First (small) problem, import HelloWorld
is complaining “Module not found”. Doc needs improvement.
Second (worst) problem, when JULIA_LOAD_PATH
environment variable is defined (here as /home/lambda/Z
), packages are installed in julia-install-path/usr/local
instead of ~/.julia/packages
:
pkg> add JSON
Resolving package versions...
Downloaded JSON ─ v0.17.1
Updating `/local/prog/julia-master/julia/usr/local/share/julia/site/v0.7`
[682c06a0] + JSON v0.17.1
ERROR: SystemError (with /local/prog/julia-master/julia/usr/local): mkdir: Permission denied
My install is today fresh. What did I forget?
Did you cd into the directory (like the docs say) ? This will be clearer soon since the repl prompt will show the name of the project you are currently in.
Thanks Kristoffer, you solved my problem. I don’t need anymore to set JULIA_LOAD_PATH
. I’m not immediatly concerned by the second problem. Is it a bug or a feature?
What do package developers have to do to add support for Pkg3? Some guidelines about what files must be added/changed in currently existing package repositories would probably speed up the transition.
Reading the documentation in the Julia manual, I think I could try generate a new package for Pkg3 (with the .toml files, etc.), and copy the files of the package that was created for Pkg2 into the new folder, but I’m not sure if that’s the right way to proceed.
You will only need to add a Project.toml file but we will try to make PRs to registered packages to do this and some tool in Pkg3 to upgrade the package.
I had an issue with including a Project.toml
file with dependencies in Pkg2. It would break my package as it would not find the dependencies. I am in process of registering it with Metadata and will upgrade it at a later stage.
My pull request in Pkg3
provides the pkgsearch
functionality that finds all dependencies of packages using the new metadata.
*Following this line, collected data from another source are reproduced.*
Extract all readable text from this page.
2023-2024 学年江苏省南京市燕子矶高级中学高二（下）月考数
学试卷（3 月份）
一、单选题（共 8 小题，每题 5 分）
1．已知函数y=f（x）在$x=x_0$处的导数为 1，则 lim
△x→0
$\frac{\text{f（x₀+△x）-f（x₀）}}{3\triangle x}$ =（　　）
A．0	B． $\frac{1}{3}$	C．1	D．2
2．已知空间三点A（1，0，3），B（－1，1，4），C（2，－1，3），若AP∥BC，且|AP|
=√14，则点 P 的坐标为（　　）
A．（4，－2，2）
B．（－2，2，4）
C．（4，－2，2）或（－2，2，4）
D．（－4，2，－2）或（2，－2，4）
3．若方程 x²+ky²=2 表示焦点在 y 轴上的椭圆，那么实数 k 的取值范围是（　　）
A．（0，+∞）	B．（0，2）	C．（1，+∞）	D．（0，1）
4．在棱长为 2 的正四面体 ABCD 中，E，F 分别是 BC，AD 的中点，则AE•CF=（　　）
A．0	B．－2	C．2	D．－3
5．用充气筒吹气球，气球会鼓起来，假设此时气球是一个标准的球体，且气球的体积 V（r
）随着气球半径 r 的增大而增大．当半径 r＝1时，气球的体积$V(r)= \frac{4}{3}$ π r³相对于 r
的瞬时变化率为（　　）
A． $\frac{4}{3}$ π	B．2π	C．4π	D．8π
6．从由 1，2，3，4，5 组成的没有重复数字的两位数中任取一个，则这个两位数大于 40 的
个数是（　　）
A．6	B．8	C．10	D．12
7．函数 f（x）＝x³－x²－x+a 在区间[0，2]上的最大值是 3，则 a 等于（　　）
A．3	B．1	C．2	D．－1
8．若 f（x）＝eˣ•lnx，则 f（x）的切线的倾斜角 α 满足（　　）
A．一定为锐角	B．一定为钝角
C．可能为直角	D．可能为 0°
However, nobody has reviewed my PR yet, but the feature exists on my branch.
I added next comment to 26680 issue:
‘Maybe Tk has to be removed from official repository and Pkg3/Pkg has to inform about this “banning” process and propose to uninstall it.’
Maybe will not agree about Tk, but possibility to warn and remove dangerous packages in the future could be nice feature.
What do you think?
PS. BTW @quinnj closed this issue as something which doesn’t belong to Julia itself, but I am afraid we have not to underestimate security problems like this.
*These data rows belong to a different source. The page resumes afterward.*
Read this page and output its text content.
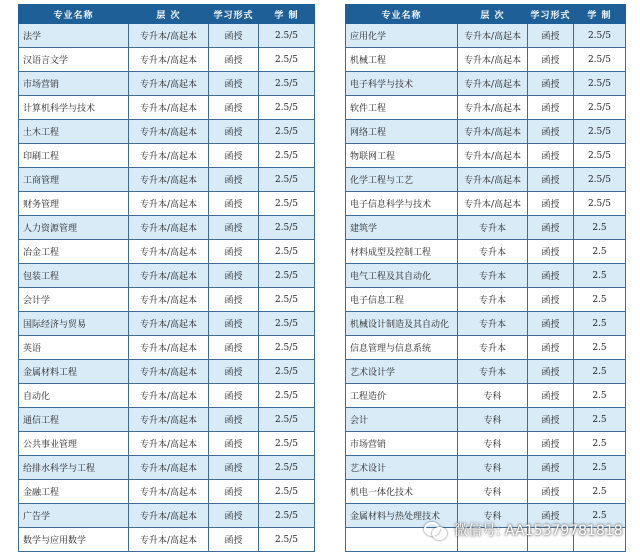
专业名称	层 次	学习形式	学 制
法学	专升本/高起本	函授	2.5/5
汉语言文学	专升本/高起本	函授	2.5/5
市场营销	专升本/高起本	函授	2.5/5
计算机科学与技术	专升本/高起本	函授	2.5/5
土木工程	专升本/高起本	函授	2.5/5
印刷工程	专升本/高起本	函授	2.5/5
工商管理	专升本/高起本	函授	2.5/5
财务管理	专升本/高起本	函授	2.5/5
人力资源管理	专升本/高起本	函授	2.5/5
冶金工程	专升本/高起本	函授	2.5/5
包装工程	专升本/高起本	函授	2.5/5
会计学	专升本/高起本	函授	2.5/5
国际经济与贸易	专升本/高起本	函授	2.5/5
英语	专升本/高起本	函授	2.5/5
金属材料工程	专升本/高起本	函授	2.5/5
自动化	专升本/高起本	函授	2.5/5
通信工程	专升本/高起本	函授	2.5/5
公共事业管理	专升本/高起本	函授	2.5/5
给排水科学与工程	专升本/高起本	函授	2.5/5
金融工程	专升本/高起本	函授	2.5/5
广告学	专升本/高起本	函授	2.5/5
数学与应用数学	专升本/高起本	函授	2.5/5
专业名称	层 次	学习形式	学 制
应用化学	专升本/高起本	函授	2.5/5
机械工程	专升本/高起本	函授	2.5/5
电子科学与技术	专升本/高起本	函授	2.5/5
软件工程	专升本/高起本	函授	2.5/5
网络工程	专升本/高起本	函授	2.5/5
物联网工程	专升本/高起本	函授	2.5/5
化学工程与工艺	专升本/高起本	函授	2.5/5
电子信息科学与技术	专升本/高起本	函授	2.5/5
建筑学	专升本	函授	2.5
材料成型及控制工程	专升本	函授	2.5
电气工程及其自动化	专升本	函授	2.5
电子信息工程	专升本	函授	2.5
机械设计制造及其自动化	专升本	函授	2.5
信息管理与信息系统	专升本	函授	2.5
艺术设计学	专升本	函授	2.5
工程造价	专科	函授	2.5
会计	专科	函授	2.5
市场营销	专科	函授	2.5
艺术设计	专科	函授	2.5
机电一体化技术	专科	函授	2.5
金属材料与热处理技术	专科	函授	2.5

微信号: AA15379781818
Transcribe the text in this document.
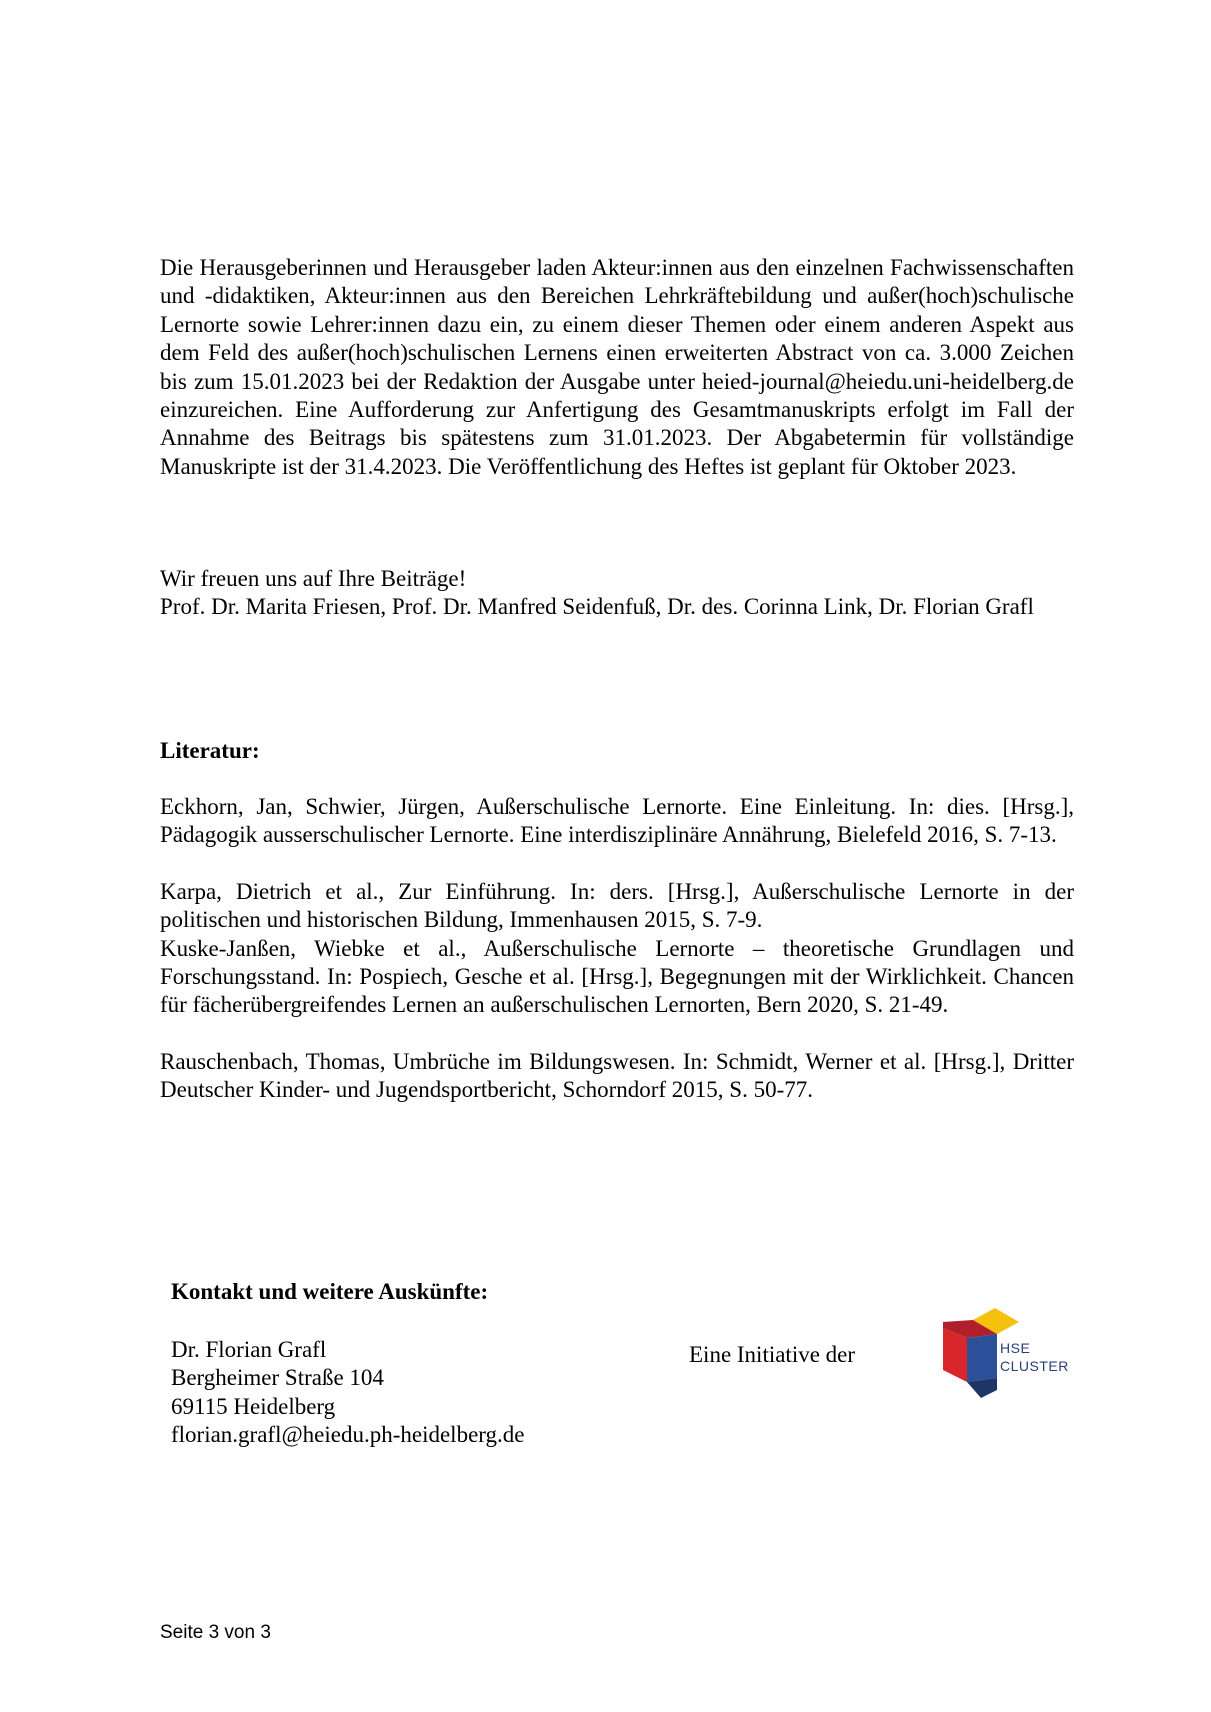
Die Herausgeberinnen und Herausgeber laden Akteur:innen aus den einzelnen Fachwissenschaften und -didaktiken, Akteur:innen aus den Bereichen Lehrkräftebildung und außer(hoch)schulische Lernorte sowie Lehrer:innen dazu ein, zu einem dieser Themen oder einem anderen Aspekt aus dem Feld des außer(hoch)schulischen Lernens einen erweiterten Abstract von ca. 3.000 Zeichen bis zum 15.01.2023 bei der Redaktion der Ausgabe unter heied-journal@heiedu.uni-heidelberg.de einzureichen. Eine Aufforderung zur Anfertigung des Gesamtmanuskripts erfolgt im Fall der Annahme des Beitrags bis spätestens zum 31.01.2023. Der Abgabetermin für vollständige Manuskripte ist der 31.4.2023. Die Veröffentlichung des Heftes ist geplant für Oktober 2023.
Wir freuen uns auf Ihre Beiträge!
Prof. Dr. Marita Friesen, Prof. Dr. Manfred Seidenfuß, Dr. des. Corinna Link, Dr. Florian Grafl
Literatur:
Eckhorn, Jan, Schwier, Jürgen, Außerschulische Lernorte. Eine Einleitung. In: dies. [Hrsg.], Pädagogik ausserschulischer Lernorte. Eine interdisziplinäre Annährung, Bielefeld 2016, S. 7-13.
Karpa, Dietrich et al., Zur Einführung. In: ders. [Hrsg.], Außerschulische Lernorte in der politischen und historischen Bildung, Immenhausen 2015, S. 7-9.
Kuske-Janßen, Wiebke et al., Außerschulische Lernorte – theoretische Grundlagen und Forschungsstand. In: Pospiech, Gesche et al. [Hrsg.], Begegnungen mit der Wirklichkeit. Chancen für fächerübergreifendes Lernen an außerschulischen Lernorten, Bern 2020, S. 21-49.
Rauschenbach, Thomas, Umbrüche im Bildungswesen. In: Schmidt, Werner et al. [Hrsg.], Dritter Deutscher Kinder- und Jugendsportbericht, Schorndorf 2015, S. 50-77.
Kontakt und weitere Auskünfte:
Dr. Florian Grafl
Bergheimer Straße 104
69115 Heidelberg
florian.grafl@heiedu.ph-heidelberg.de
Eine Initiative der	HSE
CLUSTER
Seite 3 von 3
Would be nice to have a Pkg.sessioninfo()
. I posted my temporary solution here.
The Pkg3 Manifest.toml file contains all packages for the project and what versions they are installed at. And if someone gives you a Project.toml + Manifest.toml you can “instantiate” that exact environment.
Pkg3 Project + Manifest give you the environment of the project, but it might be nice to have a way to report the information of the session at that instance. For example, before loading a package vs after loading all packages. One practicality would be not having to have a sanitized project environment for a short piece of code that only depends on a couple of packages while working on a project with several dozen that may be irrelevant for that particular piece of code. I believe those are two related, but different solutions (e.g., R’s sessionInfo
vs packrat
).
I just had the case that I was editing the installed SHA
package and my edits did not change anything. Then I found out that SHA
was added to stdlib
. Will Pkg3 allow a local package to take priority over one from stdlib
?
This is more a matter of how Julia itself is built and loads code, not the package manager. Currently you cannot change the version of stdlib packages but in future versions of Julia you will. (As I wrote above.)
what if there is no version of stdlib without SHA?